I have only some e-mail from a Japanese correspondent about these, but they seem to fall in the same general category.

Irrlichter (Germany)

This is the “will o' the wisp”, which supposedly misleads unwary travelers. The term is evidently a catch-all that subsumes many different phenomena, including glow-worms, phosphorescent fungi, and maybe even the burning swamp-gas that gets the blame all too often. Some fraction of the reports are probably nocturnal mirages, as well.

Wikipedia's article on “Will-o'-the-wisp” lists many more such phenomena.

General comments

Unidentified (and usually unidentifiable) lights occasionally seen at night are not very interesting to me. My purpose here is to point out that nocturnal mirages are much commoner than is generally supposed; and that lights — especially, miraged lights — can be seen at night to much greater distances than most people imagine. The combination of these two facts means that at least some of the nocturnal lights are miraged images of ordinary light sources at considerable distances from the observers.

In particular, there are sites on the Web that claim automobile headlights can't be seen beyond distances as short as four miles. Rubbish! Let me refer them to NOAA's website that tells some of the history of surveying — http://celebrating200years.noaa.gov/magazine/signals/welcome.html — in particular, the part that discusses the lights used in surveying by the U.S. Coast and Geodetic Survey:

Around 1900, bicycle acetylene lamps were used by the C&GS for the survey along the 98th meridian and were found useful for surveying distances up to about 34 miles. Larger acetylene automobile headlights were also eventually used successfully. Two of these automobile lamps stacked one above the other were observed at a distance of 133.9 miles at Pilot Peak, Nevada.

The development of the electric automobile headlight resulted in an excellent signal lamp.
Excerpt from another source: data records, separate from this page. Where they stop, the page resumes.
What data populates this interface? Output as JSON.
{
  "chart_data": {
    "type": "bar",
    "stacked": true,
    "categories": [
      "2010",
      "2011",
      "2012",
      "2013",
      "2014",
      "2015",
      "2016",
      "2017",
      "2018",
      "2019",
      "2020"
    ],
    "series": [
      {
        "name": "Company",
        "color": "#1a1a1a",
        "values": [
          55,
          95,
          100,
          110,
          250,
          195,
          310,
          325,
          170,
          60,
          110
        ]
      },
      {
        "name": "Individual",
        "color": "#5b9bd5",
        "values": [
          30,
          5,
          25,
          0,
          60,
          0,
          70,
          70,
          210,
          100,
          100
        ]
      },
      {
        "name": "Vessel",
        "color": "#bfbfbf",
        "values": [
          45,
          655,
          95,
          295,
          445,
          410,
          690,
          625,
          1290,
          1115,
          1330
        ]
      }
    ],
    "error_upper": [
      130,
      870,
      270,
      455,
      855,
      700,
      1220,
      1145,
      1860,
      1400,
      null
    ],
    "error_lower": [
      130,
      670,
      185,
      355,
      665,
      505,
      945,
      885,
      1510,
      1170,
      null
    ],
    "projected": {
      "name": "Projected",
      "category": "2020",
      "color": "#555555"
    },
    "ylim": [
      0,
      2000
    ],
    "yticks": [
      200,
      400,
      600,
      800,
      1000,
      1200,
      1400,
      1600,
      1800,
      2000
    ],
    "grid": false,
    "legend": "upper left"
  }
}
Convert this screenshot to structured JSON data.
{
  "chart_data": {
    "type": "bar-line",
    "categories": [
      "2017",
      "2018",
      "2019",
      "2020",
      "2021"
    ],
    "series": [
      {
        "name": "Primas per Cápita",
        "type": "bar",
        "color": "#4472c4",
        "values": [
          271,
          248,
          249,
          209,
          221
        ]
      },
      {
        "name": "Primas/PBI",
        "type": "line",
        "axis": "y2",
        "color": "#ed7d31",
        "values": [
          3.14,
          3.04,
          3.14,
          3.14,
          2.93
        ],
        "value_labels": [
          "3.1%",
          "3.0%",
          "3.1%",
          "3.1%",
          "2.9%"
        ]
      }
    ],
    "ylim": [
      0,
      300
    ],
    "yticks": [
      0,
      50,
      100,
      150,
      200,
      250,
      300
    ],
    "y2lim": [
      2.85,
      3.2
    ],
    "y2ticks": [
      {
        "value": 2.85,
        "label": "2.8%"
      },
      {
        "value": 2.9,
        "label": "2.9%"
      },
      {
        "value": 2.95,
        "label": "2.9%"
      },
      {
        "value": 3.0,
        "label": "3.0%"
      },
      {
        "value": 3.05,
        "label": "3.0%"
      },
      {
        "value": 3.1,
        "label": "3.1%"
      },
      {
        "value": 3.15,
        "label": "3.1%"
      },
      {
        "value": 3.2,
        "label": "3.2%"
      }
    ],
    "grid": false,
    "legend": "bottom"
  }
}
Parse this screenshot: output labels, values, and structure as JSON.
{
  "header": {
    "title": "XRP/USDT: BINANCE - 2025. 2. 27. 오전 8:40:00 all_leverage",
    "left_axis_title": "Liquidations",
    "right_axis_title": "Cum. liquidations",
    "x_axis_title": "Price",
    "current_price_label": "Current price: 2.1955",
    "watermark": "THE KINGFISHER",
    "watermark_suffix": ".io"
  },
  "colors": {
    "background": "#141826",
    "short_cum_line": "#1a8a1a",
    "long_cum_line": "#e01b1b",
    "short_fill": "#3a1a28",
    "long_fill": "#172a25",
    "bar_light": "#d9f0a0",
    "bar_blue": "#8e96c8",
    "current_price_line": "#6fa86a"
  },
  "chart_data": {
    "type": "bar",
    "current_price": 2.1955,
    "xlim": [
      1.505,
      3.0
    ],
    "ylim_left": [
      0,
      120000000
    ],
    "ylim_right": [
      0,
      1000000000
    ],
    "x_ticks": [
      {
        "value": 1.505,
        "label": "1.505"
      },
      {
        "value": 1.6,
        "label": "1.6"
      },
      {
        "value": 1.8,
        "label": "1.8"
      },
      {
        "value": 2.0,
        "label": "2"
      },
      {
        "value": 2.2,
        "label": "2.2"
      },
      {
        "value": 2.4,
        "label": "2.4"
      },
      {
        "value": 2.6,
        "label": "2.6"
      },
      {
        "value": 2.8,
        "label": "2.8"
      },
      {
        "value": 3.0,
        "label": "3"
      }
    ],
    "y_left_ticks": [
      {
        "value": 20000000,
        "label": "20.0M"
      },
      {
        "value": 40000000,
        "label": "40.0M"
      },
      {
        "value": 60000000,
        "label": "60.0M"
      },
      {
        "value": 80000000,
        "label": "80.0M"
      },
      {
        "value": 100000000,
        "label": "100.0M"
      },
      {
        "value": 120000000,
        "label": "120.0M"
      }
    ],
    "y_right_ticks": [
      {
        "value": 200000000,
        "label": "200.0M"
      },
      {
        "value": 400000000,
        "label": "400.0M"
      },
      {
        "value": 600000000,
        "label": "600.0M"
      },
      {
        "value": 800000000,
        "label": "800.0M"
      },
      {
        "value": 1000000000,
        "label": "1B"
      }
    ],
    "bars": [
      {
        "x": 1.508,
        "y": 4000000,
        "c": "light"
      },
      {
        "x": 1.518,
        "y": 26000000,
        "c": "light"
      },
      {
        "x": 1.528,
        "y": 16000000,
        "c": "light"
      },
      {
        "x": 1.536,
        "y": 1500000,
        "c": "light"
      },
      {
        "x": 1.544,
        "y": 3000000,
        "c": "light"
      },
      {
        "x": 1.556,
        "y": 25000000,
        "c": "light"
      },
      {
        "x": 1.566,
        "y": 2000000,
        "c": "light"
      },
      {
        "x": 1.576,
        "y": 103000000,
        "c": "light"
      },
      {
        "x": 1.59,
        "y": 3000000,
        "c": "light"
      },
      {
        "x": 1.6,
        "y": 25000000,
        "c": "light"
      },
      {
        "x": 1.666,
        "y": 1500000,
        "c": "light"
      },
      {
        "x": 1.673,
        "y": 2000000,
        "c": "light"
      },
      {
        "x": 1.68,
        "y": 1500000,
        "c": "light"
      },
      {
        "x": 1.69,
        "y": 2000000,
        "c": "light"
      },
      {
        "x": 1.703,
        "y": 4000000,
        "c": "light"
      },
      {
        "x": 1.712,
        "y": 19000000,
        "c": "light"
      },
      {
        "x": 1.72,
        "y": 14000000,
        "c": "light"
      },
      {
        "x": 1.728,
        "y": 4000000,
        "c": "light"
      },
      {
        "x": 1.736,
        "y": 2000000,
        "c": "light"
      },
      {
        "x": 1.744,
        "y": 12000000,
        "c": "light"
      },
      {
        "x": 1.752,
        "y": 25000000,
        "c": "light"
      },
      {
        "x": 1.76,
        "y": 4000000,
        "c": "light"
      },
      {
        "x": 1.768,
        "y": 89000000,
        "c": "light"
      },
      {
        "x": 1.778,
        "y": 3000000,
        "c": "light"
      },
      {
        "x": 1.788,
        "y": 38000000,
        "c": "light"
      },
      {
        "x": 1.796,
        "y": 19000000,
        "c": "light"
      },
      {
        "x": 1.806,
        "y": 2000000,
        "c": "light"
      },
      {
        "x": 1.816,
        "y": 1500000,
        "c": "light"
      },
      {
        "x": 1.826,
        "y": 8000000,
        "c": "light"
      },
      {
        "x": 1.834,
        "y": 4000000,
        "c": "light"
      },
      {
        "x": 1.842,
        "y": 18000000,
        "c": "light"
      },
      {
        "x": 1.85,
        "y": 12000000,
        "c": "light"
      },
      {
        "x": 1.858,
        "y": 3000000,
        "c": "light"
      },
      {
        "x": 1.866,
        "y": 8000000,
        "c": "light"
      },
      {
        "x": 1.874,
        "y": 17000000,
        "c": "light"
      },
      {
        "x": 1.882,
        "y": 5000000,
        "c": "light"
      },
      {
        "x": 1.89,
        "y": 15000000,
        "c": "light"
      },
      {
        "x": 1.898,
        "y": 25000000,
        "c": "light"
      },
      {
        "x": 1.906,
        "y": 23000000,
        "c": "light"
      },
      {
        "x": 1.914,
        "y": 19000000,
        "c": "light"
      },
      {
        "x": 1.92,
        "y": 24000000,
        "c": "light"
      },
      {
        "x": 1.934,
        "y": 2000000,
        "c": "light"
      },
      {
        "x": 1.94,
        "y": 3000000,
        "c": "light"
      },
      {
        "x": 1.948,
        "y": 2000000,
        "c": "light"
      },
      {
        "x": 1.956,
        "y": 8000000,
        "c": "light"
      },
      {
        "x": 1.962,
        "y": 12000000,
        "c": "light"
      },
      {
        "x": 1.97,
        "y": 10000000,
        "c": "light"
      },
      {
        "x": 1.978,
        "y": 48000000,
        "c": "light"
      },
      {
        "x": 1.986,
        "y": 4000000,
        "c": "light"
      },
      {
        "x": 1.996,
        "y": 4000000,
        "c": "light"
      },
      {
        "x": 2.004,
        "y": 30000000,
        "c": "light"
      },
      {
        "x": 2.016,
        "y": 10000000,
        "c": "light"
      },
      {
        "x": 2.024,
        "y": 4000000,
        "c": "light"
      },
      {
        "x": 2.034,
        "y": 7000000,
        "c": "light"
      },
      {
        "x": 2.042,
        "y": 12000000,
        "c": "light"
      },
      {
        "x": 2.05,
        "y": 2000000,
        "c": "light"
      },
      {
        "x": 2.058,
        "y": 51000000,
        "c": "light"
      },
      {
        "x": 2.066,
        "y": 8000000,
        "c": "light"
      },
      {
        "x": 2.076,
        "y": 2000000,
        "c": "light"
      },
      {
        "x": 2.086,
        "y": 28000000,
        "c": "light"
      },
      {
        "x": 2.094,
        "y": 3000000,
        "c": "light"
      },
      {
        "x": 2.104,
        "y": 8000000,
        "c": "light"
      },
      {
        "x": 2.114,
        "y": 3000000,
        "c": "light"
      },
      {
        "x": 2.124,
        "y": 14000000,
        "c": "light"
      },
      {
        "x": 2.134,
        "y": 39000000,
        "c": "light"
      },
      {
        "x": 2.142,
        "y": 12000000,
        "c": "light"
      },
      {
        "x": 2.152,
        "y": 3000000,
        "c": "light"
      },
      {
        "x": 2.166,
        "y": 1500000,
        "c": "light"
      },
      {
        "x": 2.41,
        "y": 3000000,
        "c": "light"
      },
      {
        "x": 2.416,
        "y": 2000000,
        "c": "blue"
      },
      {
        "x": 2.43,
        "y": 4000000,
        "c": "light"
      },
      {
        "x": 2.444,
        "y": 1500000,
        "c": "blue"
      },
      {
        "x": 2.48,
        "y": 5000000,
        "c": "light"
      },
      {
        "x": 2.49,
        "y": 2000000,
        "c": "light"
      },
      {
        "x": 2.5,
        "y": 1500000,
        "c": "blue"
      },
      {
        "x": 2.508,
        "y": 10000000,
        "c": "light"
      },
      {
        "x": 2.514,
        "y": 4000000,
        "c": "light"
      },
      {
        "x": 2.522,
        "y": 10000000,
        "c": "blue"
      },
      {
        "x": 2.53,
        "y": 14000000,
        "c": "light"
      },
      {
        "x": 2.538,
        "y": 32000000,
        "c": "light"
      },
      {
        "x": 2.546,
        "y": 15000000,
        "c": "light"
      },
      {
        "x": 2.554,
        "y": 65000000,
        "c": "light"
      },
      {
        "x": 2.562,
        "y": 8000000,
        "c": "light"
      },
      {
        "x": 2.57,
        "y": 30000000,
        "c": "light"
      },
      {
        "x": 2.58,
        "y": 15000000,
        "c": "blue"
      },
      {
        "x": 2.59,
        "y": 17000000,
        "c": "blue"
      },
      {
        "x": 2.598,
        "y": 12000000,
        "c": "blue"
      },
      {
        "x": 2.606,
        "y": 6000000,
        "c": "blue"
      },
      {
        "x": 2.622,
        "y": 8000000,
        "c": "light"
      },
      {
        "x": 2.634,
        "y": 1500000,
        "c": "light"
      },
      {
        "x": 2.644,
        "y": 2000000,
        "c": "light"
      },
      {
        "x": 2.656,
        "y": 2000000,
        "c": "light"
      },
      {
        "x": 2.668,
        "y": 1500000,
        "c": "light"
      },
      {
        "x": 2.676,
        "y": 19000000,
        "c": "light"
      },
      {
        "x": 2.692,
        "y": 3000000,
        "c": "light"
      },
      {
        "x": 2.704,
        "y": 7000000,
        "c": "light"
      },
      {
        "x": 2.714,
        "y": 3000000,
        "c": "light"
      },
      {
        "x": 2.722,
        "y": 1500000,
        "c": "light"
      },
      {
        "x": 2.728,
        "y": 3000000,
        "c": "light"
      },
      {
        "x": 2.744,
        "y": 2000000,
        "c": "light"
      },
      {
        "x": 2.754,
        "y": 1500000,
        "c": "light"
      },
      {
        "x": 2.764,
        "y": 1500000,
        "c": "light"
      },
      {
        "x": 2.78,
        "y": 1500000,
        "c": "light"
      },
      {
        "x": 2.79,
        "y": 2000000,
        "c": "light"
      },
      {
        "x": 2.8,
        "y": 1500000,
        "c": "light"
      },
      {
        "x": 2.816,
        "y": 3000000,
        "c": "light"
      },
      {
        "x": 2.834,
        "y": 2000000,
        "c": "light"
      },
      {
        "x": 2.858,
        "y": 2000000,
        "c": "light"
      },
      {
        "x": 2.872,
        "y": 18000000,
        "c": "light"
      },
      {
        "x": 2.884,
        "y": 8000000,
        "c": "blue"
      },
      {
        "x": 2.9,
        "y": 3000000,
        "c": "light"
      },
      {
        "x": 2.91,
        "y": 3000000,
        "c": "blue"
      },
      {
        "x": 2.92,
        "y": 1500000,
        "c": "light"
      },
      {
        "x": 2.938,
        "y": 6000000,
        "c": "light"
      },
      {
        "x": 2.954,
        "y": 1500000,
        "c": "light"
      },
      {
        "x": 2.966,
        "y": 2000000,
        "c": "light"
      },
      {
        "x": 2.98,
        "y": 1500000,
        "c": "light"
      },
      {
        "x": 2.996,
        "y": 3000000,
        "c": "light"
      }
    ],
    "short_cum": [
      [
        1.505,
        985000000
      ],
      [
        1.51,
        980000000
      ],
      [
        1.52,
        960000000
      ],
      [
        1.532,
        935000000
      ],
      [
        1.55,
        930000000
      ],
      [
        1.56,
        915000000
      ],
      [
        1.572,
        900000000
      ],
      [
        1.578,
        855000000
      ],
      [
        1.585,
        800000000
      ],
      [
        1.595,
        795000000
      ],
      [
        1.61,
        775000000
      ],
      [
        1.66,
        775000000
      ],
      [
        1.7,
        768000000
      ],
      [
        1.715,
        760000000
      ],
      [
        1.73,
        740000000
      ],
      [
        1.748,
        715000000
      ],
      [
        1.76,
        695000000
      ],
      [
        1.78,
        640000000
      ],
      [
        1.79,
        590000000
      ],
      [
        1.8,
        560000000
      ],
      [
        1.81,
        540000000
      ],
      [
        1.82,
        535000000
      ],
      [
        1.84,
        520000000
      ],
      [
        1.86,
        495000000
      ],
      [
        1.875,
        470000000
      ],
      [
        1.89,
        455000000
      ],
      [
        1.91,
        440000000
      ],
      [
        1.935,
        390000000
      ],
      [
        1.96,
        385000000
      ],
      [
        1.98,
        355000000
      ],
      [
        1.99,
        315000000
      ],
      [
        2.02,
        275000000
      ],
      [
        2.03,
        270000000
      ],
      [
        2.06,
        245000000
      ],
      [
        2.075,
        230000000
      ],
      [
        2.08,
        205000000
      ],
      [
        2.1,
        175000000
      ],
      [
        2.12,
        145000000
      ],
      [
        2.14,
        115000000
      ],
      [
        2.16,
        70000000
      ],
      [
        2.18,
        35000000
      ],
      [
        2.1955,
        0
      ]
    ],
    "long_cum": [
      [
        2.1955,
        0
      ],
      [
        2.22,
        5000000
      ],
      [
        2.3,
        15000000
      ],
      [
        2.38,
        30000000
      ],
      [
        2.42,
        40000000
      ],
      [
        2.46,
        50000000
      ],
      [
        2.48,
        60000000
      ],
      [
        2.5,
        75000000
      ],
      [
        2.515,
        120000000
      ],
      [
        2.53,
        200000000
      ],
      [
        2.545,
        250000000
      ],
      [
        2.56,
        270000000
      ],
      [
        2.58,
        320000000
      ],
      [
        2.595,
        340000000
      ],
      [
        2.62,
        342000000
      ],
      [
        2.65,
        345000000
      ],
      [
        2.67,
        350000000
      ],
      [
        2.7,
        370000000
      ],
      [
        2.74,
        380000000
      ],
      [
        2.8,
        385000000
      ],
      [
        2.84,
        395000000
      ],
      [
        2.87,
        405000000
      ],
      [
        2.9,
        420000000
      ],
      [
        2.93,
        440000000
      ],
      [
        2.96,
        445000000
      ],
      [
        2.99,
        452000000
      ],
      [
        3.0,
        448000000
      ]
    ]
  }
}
A bulb with a special filament was made at the request of the C&GS. In 1920, the light from two of these headlights was visible at a distance of 152.9 miles to an unaided eye (no telescope). By the mid-1920s, the electric signal lamp was the standard. …

… The signals described above allowed accurate triangulation methods to be used to survey the nation.

For readers accustomed to international units, 34 miles is about 55 km; 133.9 miles is over 215 km; and 152.9 miles is just over 246 km.

Modern headlights are considerably brighter than those used in 1920 — not to mention the older acetylene lights, which are compared with the electric ones in

E. G. Fischer
“The new triangulation signal lamp of the U. S. Coast and Geodetic Survey”
Scientific American 114, pp. 454, 456 (April 29, 1916)
as shown above the line in the table below:

Lamp type Electrical
power  
Apparent Candlepower
at 100 feet
Luminous intensity (cd)
Acetylene   1 500 1.6
Ordinary headlamp 10.8 W  50 000 54
Special triangulation lamp 15 W 250 000 270




Regular sealed-beam 35 W   2 500
Halogen sealed-beam 35 W  27 000
Brightest legal headlight 150 000

I've added modern automobile headlights below the horizontal lines in the table. Even ordinary low-beam lights are an order of magnitude brighter than the special lamps used by the Survey after 1920 — those special lamps that were visible to the naked eye at nearly 250 km.

Of course, when the source of the lights is obvious, there's nothing mysterious about them. For example, look at the mirages over Lake Ontario shown on Kerry-Ann Lecky Hepburn's web pages. Notice how much easier it is to see the lights at night than the corresponding buildings in the hazy daytime pictures, at a range of 53 km. Put those lights twice as far away, and they'd still be easy to see at night; but nothing would be visible in the daytime.

When the air is cold, dry, and clear, nocturnal mirages should always be considered as a likely explanation for “unexplained” lights seen near the horizon.